Tales objeciones no resisten a un examen teórico mínimo. En primer lugar, si la soberanía popular constituye el “arca santa de la democracia”, sería difícil explicar por qué, en tanto que la voluntad de las mayorías populares se incline hacia la reelección de un mandatario, deberíamos impedirla apelando a una Constitución que no ha sido más que la expresión de esa soberanía popular en un momento dado, pero que también es perfectible o modificable –y de hecho nos sobran los ejemplos aquí y en el resto del mundo–, en la medida en que esa voluntad popular se haya modificado.
Insistamos: si el poder soberano es el que no tiene a ningún otro por encima suyo, no hay razón para evitar modificar la Constitución, total o parcialmente, en la medida en que la voluntad general se manifieste acorde.
En este punto, debemos retomar la cuestión de las garantías y las libertades en sentido negativo. Que exista una alternativa de reelección indefinida no implica que el pueblo esté obligado a votar a un determinado candidato, sino, por el contrario, que tiene el derecho de expresarse por quien mejor cree que lo representa. Razón por la cual, la reelección indefinida no entrañaría una agresión a la calidad ni a las normas democráticas, sino su realización más plena, en la medida en que posibilitaría que el pueblo se expresara en todo momento, por el candidato de su preferencia.
Como es sabido, el liberalismo se ha empeñado en construir regímenes políticos débiles, para ponerlos de rodillas frente al poder económico o corporativo. En tal sentido, mientras gobernantes y representantes están siempre expuestos a detentar mandatos a término, sujetos a la manifestación de la voluntad popular y a las restricciones legales en términos reelectorales, el poder empresarial o corporativo no respeta esas mismas normas.
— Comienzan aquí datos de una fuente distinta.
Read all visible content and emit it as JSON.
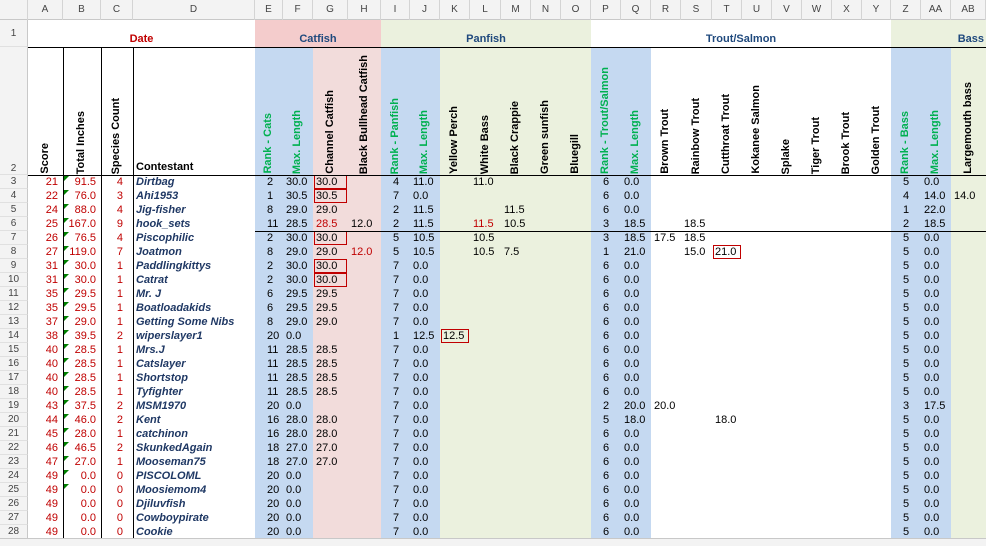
{
  "columns": [
    "A",
    "B",
    "C",
    "D",
    "E",
    "F",
    "G",
    "H",
    "I",
    "J",
    "K",
    "L",
    "M",
    "N",
    "O",
    "P",
    "Q",
    "R",
    "S",
    "T",
    "U",
    "V",
    "W",
    "X",
    "Y",
    "Z",
    "AA",
    "AB"
  ],
  "row_numbers": [
    "1",
    "2",
    "3",
    "4",
    "5",
    "6",
    "7",
    "8",
    "9",
    "10",
    "11",
    "12",
    "13",
    "14",
    "15",
    "16",
    "17",
    "18",
    "19",
    "20",
    "21",
    "22",
    "23",
    "24",
    "25",
    "26",
    "27",
    "28"
  ],
  "groups": {
    "date": "Date",
    "catfish": "Catfish",
    "panfish": "Panfish",
    "trout": "Trout/Salmon",
    "bass": "Bass"
  },
  "headers": {
    "score": "Score",
    "total_inches": "Total Inches",
    "species_count": "Species Count",
    "contestant": "Contestant",
    "rank_cats": "Rank - Cats",
    "max_len_cats": "Max. Length",
    "channel_catfish": "Channel Catfish",
    "black_bullhead": "Black Bullhead Catfish",
    "rank_panfish": "Rank - Panfish",
    "max_len_panfish": "Max. Length",
    "yellow_perch": "Yellow Perch",
    "white_bass": "White Bass",
    "black_crappie": "Black Crappie",
    "green_sunfish": "Green sunfish",
    "bluegill": "Bluegill",
    "rank_trout": "Rank - Trout/Salmon",
    "max_len_trout": "Max. Length",
    "brown_trout": "Brown Trout",
    "rainbow_trout": "Rainbow Trout",
    "cutthroat_trout": "Cutthroat Trout",
    "kokanee": "Kokanee Salmon",
    "splake": "Splake",
    "tiger_trout": "Tiger Trout",
    "brook_trout": "Brook Trout",
    "golden_trout": "Golden Trout",
    "rank_bass": "Rank - Bass",
    "max_len_bass": "Max. Length",
    "largemouth": "Largemouth bass"
  },
  "rows": [
    {
      "score": "21",
      "total": "91.5",
      "count": "4",
      "name": "Dirtbag",
      "e": "2",
      "f": "30.0",
      "g": "30.0",
      "h": "",
      "i": "4",
      "j": "11.0",
      "k": "",
      "l": "11.0",
      "m": "",
      "p": "6",
      "q": "0.0",
      "r": "",
      "s": "",
      "t": "",
      "z": "5",
      "aa": "0.0",
      "ab": ""
    },
    {
      "score": "22",
      "total": "76.0",
      "count": "3",
      "name": "Ahi1953",
      "e": "1",
      "f": "30.5",
      "g": "30.5",
      "h": "",
      "i": "7",
      "j": "0.0",
      "k": "",
      "l": "",
      "m": "",
      "p": "6",
      "q": "0.0",
      "r": "",
      "s": "",
      "t": "",
      "z": "4",
      "aa": "14.0",
      "ab": "14.0"
    },
    {
      "score": "24",
      "total": "88.0",
      "count": "4",
      "name": "Jig-fisher",
      "e": "8",
      "f": "29.0",
      "g": "29.0",
      "h": "",
      "i": "2",
      "j": "11.5",
      "k": "",
      "l": "",
      "m": "11.5",
      "p": "6",
      "q": "0.0",
      "r": "",
      "s": "",
      "t": "",
      "z": "1",
      "aa": "22.0",
      "ab": ""
    },
    {
      "score": "25",
      "total": "167.0",
      "count": "9",
      "name": "hook_sets",
      "e": "11",
      "f": "28.5",
      "g": "28.5",
      "h": "12.0",
      "i": "2",
      "j": "11.5",
      "k": "",
      "l": "11.5",
      "m": "10.5",
      "p": "3",
      "q": "18.5",
      "r": "",
      "s": "18.5",
      "t": "",
      "z": "2",
      "aa": "18.5",
      "ab": ""
    },
    {
      "score": "26",
      "total": "76.5",
      "count": "4",
      "name": "Piscophilic",
      "e": "2",
      "f": "30.0",
      "g": "30.0",
      "h": "",
      "i": "5",
      "j": "10.5",
      "k": "",
      "l": "10.5",
      "m": "",
      "p": "3",
      "q": "18.5",
      "r": "17.5",
      "s": "18.5",
      "t": "",
      "z": "5",
      "aa": "0.0",
      "ab": ""
    },
    {
      "score": "27",
      "total": "119.0",
      "count": "7",
      "name": "Joatmon",
      "e": "8",
      "f": "29.0",
      "g": "29.0",
      "h": "12.0",
      "i": "5",
      "j": "10.5",
      "k": "",
      "l": "10.5",
      "m": "7.5",
      "p": "1",
      "q": "21.0",
      "r": "",
      "s": "15.0",
      "t": "21.0",
      "z": "5",
      "aa": "0.0",
      "ab": ""
    },
    {
      "score": "31",
      "total": "30.0",
      "count": "1",
      "name": "Paddlingkittys",
      "e": "2",
      "f": "30.0",
      "g": "30.0",
      "h": "",
      "i": "7",
      "j": "0.0",
      "k": "",
      "l": "",
      "m": "",
      "p": "6",
      "q": "0.0",
      "r": "",
      "s": "",
      "t": "",
      "z": "5",
      "aa": "0.0",
      "ab": ""
    },
    {
      "score": "31",
      "total": "30.0",
      "count": "1",
      "name": "Catrat",
      "e": "2",
      "f": "30.0",
      "g": "30.0",
      "h": "",
      "i": "7",
      "j": "0.0",
      "k": "",
      "l": "",
      "m": "",
      "p": "6",
      "q": "0.0",
      "r": "",
      "s": "",
      "t": "",
      "z": "5",
      "aa": "0.0",
      "ab": ""
    },
    {
      "score": "35",
      "total": "29.5",
      "count": "1",
      "name": "Mr. J",
      "e": "6",
      "f": "29.5",
      "g": "29.5",
      "h": "",
      "i": "7",
      "j": "0.0",
      "k": "",
      "l": "",
      "m": "",
      "p": "6",
      "q": "0.0",
      "r": "",
      "s": "",
      "t": "",
      "z": "5",
      "aa": "0.0",
      "ab": ""
    },
    {
      "score": "35",
      "total": "29.5",
      "count": "1",
      "name": "Boatloadakids",
      "e": "6",
      "f": "29.5",
      "g": "29.5",
      "h": "",
      "i": "7",
      "j": "0.0",
      "k": "",
      "l": "",
      "m": "",
      "p": "6",
      "q": "0.0",
      "r": "",
      "s": "",
      "t": "",
      "z": "5",
      "aa": "0.0",
      "ab": ""
    },
    {
      "score": "37",
      "total": "29.0",
      "count": "1",
      "name": "Getting Some Nibs",
      "e": "8",
      "f": "29.0",
      "g": "29.0",
      "h": "",
      "i": "7",
      "j": "0.0",
      "k": "",
      "l": "",
      "m": "",
      "p": "6",
      "q": "0.0",
      "r": "",
      "s": "",
      "t": "",
      "z": "5",
      "aa": "0.0",
      "ab": ""
    },
    {
      "score": "38",
      "total": "39.5",
      "count": "2",
      "name": "wiperslayer1",
      "e": "20",
      "f": "0.0",
      "g": "",
      "h": "",
      "i": "1",
      "j": "12.5",
      "k": "12.5",
      "l": "",
      "m": "",
      "p": "6",
      "q": "0.0",
      "r": "",
      "s": "",
      "t": "",
      "z": "5",
      "aa": "0.0",
      "ab": ""
    },
    {
      "score": "40",
      "total": "28.5",
      "count": "1",
      "name": "Mrs.J",
      "e": "11",
      "f": "28.5",
      "g": "28.5",
      "h": "",
      "i": "7",
      "j": "0.0",
      "k": "",
      "l": "",
      "m": "",
      "p": "6",
      "q": "0.0",
      "r": "",
      "s": "",
      "t": "",
      "z": "5",
      "aa": "0.0",
      "ab": ""
    },
    {
      "score": "40",
      "total": "28.5",
      "count": "1",
      "name": "Catslayer",
      "e": "11",
      "f": "28.5",
      "g": "28.5",
      "h": "",
      "i": "7",
      "j": "0.0",
      "k": "",
      "l": "",
      "m": "",
      "p": "6",
      "q": "0.0",
      "r": "",
      "s": "",
      "t": "",
      "z": "5",
      "aa": "0.0",
      "ab": ""
    },
    {
      "score": "40",
      "total": "28.5",
      "count": "1",
      "name": "Shortstop",
      "e": "11",
      "f": "28.5",
      "g": "28.5",
      "h": "",
      "i": "7",
      "j": "0.0",
      "k": "",
      "l": "",
      "m": "",
      "p": "6",
      "q": "0.0",
      "r": "",
      "s": "",
      "t": "",
      "z": "5",
      "aa": "0.0",
      "ab": ""
    },
    {
      "score": "40",
      "total": "28.5",
      "count": "1",
      "name": "Tyfighter",
      "e": "11",
      "f": "28.5",
      "g": "28.5",
      "h": "",
      "i": "7",
      "j": "0.0",
      "k": "",
      "l": "",
      "m": "",
      "p": "6",
      "q": "0.0",
      "r": "",
      "s": "",
      "t": "",
      "z": "5",
      "aa": "0.0",
      "ab": ""
    },
    {
      "score": "43",
      "total": "37.5",
      "count": "2",
      "name": "MSM1970",
      "e": "20",
      "f": "0.0",
      "g": "",
      "h": "",
      "i": "7",
      "j": "0.0",
      "k": "",
      "l": "",
      "m": "",
      "p": "2",
      "q": "20.0",
      "r": "20.0",
      "s": "",
      "t": "",
      "z": "3",
      "aa": "17.5",
      "ab": ""
    },
    {
      "score": "44",
      "total": "46.0",
      "count": "2",
      "name": "Kent",
      "e": "16",
      "f": "28.0",
      "g": "28.0",
      "h": "",
      "i": "7",
      "j": "0.0",
      "k": "",
      "l": "",
      "m": "",
      "p": "5",
      "q": "18.0",
      "r": "",
      "s": "",
      "t": "18.0",
      "z": "5",
      "aa": "0.0",
      "ab": ""
    },
    {
      "score": "45",
      "total": "28.0",
      "count": "1",
      "name": "catchinon",
      "e": "16",
      "f": "28.0",
      "g": "28.0",
      "h": "",
      "i": "7",
      "j": "0.0",
      "k": "",
      "l": "",
      "m": "",
      "p": "6",
      "q": "0.0",
      "r": "",
      "s": "",
      "t": "",
      "z": "5",
      "aa": "0.0",
      "ab": ""
    },
    {
      "score": "46",
      "total": "46.5",
      "count": "2",
      "name": "SkunkedAgain",
      "e": "18",
      "f": "27.0",
      "g": "27.0",
      "h": "",
      "i": "7",
      "j": "0.0",
      "k": "",
      "l": "",
      "m": "",
      "p": "6",
      "q": "0.0",
      "r": "",
      "s": "",
      "t": "",
      "z": "5",
      "aa": "0.0",
      "ab": ""
    },
    {
      "score": "47",
      "total": "27.0",
      "count": "1",
      "name": "Mooseman75",
      "e": "18",
      "f": "27.0",
      "g": "27.0",
      "h": "",
      "i": "7",
      "j": "0.0",
      "k": "",
      "l": "",
      "m": "",
      "p": "6",
      "q": "0.0",
      "r": "",
      "s": "",
      "t": "",
      "z": "5",
      "aa": "0.0",
      "ab": ""
    },
    {
      "score": "49",
      "total": "0.0",
      "count": "0",
      "name": "PISCOLOML",
      "e": "20",
      "f": "0.0",
      "g": "",
      "h": "",
      "i": "7",
      "j": "0.0",
      "k": "",
      "l": "",
      "m": "",
      "p": "6",
      "q": "0.0",
      "r": "",
      "s": "",
      "t": "",
      "z": "5",
      "aa": "0.0",
      "ab": ""
    },
    {
      "score": "49",
      "total": "0.0",
      "count": "0",
      "name": "Moosiemom4",
      "e": "20",
      "f": "0.0",
      "g": "",
      "h": "",
      "i": "7",
      "j": "0.0",
      "k": "",
      "l": "",
      "m": "",
      "p": "6",
      "q": "0.0",
      "r": "",
      "s": "",
      "t": "",
      "z": "5",
      "aa": "0.0",
      "ab": ""
    },
    {
      "score": "49",
      "total": "0.0",
      "count": "0",
      "name": "Djiluvfish",
      "e": "20",
      "f": "0.0",
      "g": "",
      "h": "",
      "i": "7",
      "j": "0.0",
      "k": "",
      "l": "",
      "m": "",
      "p": "6",
      "q": "0.0",
      "r": "",
      "s": "",
      "t": "",
      "z": "5",
      "aa": "0.0",
      "ab": ""
    },
    {
      "score": "49",
      "total": "0.0",
      "count": "0",
      "name": "Cowboypirate",
      "e": "20",
      "f": "0.0",
      "g": "",
      "h": "",
      "i": "7",
      "j": "0.0",
      "k": "",
      "l": "",
      "m": "",
      "p": "6",
      "q": "0.0",
      "r": "",
      "s": "",
      "t": "",
      "z": "5",
      "aa": "0.0",
      "ab": ""
    },
    {
      "score": "49",
      "total": "0.0",
      "count": "0",
      "name": "Cookie",
      "e": "20",
      "f": "0.0",
      "g": "",
      "h": "",
      "i": "7",
      "j": "0.0",
      "k": "",
      "l": "",
      "m": "",
      "p": "6",
      "q": "0.0",
      "r": "",
      "s": "",
      "t": "",
      "z": "5",
      "aa": "0.0",
      "ab": ""
    }
  ],
  "boxed_cells": [
    {
      "row": 0,
      "col": "g"
    },
    {
      "row": 1,
      "col": "g"
    },
    {
      "row": 4,
      "col": "g"
    },
    {
      "row": 6,
      "col": "g"
    },
    {
      "row": 7,
      "col": "g"
    },
    {
      "row": 11,
      "col": "k"
    },
    {
      "row": 5,
      "col": "t"
    }
  ],
  "red_cells": [
    {
      "row": 3,
      "col": "g"
    },
    {
      "row": 3,
      "col": "l"
    },
    {
      "row": 5,
      "col": "h"
    }
  ],
  "colors": {
    "catfish_header": "#f4cccc",
    "catfish_bg": "#f2dcdb",
    "blue_bg": "#c5d9f1",
    "panfish_bg": "#ebf1de",
    "rank_text": "#00b050",
    "group_text": "#1f497d",
    "date_text": "#c00000",
    "score_text": "#c00000",
    "name_text": "#1f3864"
  }
}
Bajo estas normas, el poder político será siempre evanescente y provisorio, mientras el poder económico puede fijar metas y mecanismos de acción absolutamente ajenos a cualquier pauta de convivencia democrática.
De este modo, en tanto para la democracia burguesa y colonial el escenario más pleno es el de un poder político débil, que opere como instrumento del poder económico más concentrado, para la democracia real, nacional y popular, ese poder político debe elevarse por encima del poder económico, garantizando el arbitraje entre los diversos intereses y necesidades que componen un colectivo social. En síntesis, y tal como lo postulara Juan Domingo Perón, una “comunidad organizada” (1949).
En América latina, los cambios sociales progresistas, que posibilitaron la integración, la igualdad y la difusión de los derechos, siempre estuvieron asociados a sólidos liderazgos personales, que consiguieron sintetizar y expresar fielmente la voluntad y la soberanía popular. Resultaría absurdo pretender que esos liderazgos deban desarticularse simplemente por atender a pautas de restricción reelectiva, dispuestos por una Constitución que expresa una opinión que corresponde a tiempos necesariamente pretéritos. De este modo queda claro que si queremos construir una democracia real, pluralista y soberana, se impone hacer caer la cláusula restrictiva, que sólo constituye un impedimento para que la soberanía popular expresada a través del sufragio consiga vehiculizarse en todo momento.
Lo cual no es una posición monarquizante o autoritaria, sino que puede leerse como un sincero gesto por llevar a sus ultimas instancias el ideal de vigencia plena de las libertades liberales en sentido negativo, extendiéndolas al plano de la política.